Thursday, October 26, 2017

MULBERRY CULTIVATION (CONT…1) - BOTANICAL DESCRIPTION

Mulberry belongs to the genus MORUS. The number of species varies according to the author, as the species classified by some taxonomists are considered as varieties of the same species by the others. In any case, the number of species belonging to the genus Morus is more than twenty. There is considerable variation in each and every character of the species and the varieties described so far. Hooker (1885) has given the botanical description of the genus Morus as follows:

Trees or shrubs. Leaves alternate, entire toothed or three lobed, base three to five nerved, stipules small, lateral, caduceus. Flowers mono or dioeciously, spikate. Male flower sepals four imbricate. Stamens four, inflexed in bud. Pistil lode turbinate. Female flower sepals four, decussate, imbricate, and succulent in fruit. Ovary included straight one celled, style central, two partite or two fid; ovule pendulous, fruiting spikes or heads many, achene’s enclosed in the succulent perianth. Seed subglo­bose, albumen copious fleshy; embryo incurved, cotyledons oblong equal, radical ascending incumbent ‑ species few, tropical and temperate.

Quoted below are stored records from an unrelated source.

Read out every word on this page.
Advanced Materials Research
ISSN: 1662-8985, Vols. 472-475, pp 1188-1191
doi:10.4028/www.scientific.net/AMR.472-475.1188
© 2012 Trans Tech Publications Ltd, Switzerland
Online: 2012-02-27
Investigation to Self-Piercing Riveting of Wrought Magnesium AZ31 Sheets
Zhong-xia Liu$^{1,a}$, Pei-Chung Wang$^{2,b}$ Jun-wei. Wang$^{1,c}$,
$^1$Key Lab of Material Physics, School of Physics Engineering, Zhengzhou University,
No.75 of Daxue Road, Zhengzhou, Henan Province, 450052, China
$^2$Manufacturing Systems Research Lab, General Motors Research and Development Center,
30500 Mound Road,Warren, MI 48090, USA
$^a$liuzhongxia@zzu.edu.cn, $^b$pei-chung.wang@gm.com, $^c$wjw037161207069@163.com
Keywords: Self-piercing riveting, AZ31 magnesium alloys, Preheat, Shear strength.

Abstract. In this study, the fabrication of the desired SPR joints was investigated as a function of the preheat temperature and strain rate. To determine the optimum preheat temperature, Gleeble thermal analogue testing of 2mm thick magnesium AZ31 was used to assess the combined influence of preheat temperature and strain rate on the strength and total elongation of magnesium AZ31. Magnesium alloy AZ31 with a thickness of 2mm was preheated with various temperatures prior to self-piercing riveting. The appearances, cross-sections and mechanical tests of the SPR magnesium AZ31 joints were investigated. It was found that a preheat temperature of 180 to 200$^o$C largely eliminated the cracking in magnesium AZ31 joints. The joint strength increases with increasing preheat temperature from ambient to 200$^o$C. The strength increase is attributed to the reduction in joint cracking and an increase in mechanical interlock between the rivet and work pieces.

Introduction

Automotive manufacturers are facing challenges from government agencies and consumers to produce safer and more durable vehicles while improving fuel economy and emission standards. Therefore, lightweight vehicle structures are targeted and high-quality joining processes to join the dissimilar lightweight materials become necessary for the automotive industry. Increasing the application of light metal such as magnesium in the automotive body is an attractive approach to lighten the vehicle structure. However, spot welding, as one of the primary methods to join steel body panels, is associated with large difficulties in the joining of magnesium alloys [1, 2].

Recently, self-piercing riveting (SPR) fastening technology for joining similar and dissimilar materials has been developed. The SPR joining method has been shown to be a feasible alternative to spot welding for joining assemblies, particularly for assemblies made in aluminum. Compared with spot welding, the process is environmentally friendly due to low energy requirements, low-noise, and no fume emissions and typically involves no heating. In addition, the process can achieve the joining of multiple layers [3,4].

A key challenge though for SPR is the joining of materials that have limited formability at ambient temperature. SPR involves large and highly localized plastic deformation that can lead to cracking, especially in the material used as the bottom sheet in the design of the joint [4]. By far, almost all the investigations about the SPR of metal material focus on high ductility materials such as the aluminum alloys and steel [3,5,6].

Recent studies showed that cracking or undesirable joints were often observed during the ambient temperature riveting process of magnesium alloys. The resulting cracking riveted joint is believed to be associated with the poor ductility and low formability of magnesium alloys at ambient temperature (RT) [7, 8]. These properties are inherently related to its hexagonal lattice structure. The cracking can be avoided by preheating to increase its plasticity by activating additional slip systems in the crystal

Plant Habitat: The plant is a perennial one, living for a number of years either cultivated or in wild state. Depending upon the type of cultivation, the plant is grown as a bush, tree or a middling.

Plant Height: The plants when allowed to grow as trees attain a height of 20‑25 m. with a girth of‑the trunk about eight m. in the case of Morus serrata.  Where the trees are grown as a fence, they are allowed to grow to the required height and then pruned at the desired height every year. The bush and the middling usually attain a maximum height of 1.5 to 1.8 M.

Stem: Mulberry plants show a number of stem colors depending upon their species, climate or origin. The Mysore Local, Kanva‑2 and Berhampore varieties of the species Morus indica are white to grayish white in colors.